NEW YORK Internet ad spending is expected to rise 7.4 percent this year, according to mid-year estimates from TNS Media Intelligence/CMR.

The New York-based company that tracks ad spending in major media estimated yesterday that overall ad spending for the year would increase 4.3 percent to $124.7 billion.

“The first quarter of the year came in very strong at 4.9 percent with [overall ad] spending totaling $28.4 billion—this robust spending is likely a precursor for the rest of the year,” TNS Media Intelligence/CMR president and CEO Steven Fredericks said in a statement.
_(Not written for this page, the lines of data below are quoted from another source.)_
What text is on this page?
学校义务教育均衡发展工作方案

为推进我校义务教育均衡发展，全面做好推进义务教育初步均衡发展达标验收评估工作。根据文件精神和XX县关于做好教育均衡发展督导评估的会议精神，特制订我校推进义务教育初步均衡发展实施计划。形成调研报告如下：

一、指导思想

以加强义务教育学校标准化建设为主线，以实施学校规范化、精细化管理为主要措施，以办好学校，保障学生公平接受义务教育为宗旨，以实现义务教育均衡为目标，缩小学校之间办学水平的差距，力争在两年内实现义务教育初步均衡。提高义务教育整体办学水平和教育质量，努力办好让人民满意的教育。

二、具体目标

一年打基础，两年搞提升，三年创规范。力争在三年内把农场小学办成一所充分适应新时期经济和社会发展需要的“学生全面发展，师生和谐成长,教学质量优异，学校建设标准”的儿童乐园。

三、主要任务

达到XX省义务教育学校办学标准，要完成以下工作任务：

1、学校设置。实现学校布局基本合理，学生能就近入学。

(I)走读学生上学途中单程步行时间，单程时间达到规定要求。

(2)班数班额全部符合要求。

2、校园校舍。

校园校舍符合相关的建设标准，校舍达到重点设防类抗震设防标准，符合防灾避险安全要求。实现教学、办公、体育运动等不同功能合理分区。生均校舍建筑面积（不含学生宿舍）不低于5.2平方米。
For the first quarter, online ad revenue totaled $1.5 billion, up 12 percent from $1.4 billion during the year-ago period [IQ Daily Briefing, June 13]. The Q1 numbers represented a rebound for the Internet sector, which experienced a 12 percent decline to $5.7 billion in ad spending for full-year 2002, according to TNS Media Intelligence/CMR

The media categories ranking above the Internet, in terms of projected 2003 ad spending growth, included Spanish-language TV (16.9 percent) and syndication (9.6 percent). All other media categories are expected to record increases: cable network TV (7.2 percent), consumer/Sunday magazines (5.4 percent), radio (4.9 percent), business-to-business magazines (3.6 percent), outdoor (3.3 percent), network TV (2.8 percent), newspaper (2.1 percent) and spot TV (1.8 percent).

TNS Media Intelligence/CMR attributed increased spending to the strong upfront season, the continued rise of Hispanic media spending, the active political environment and the steady growth in new brand spending.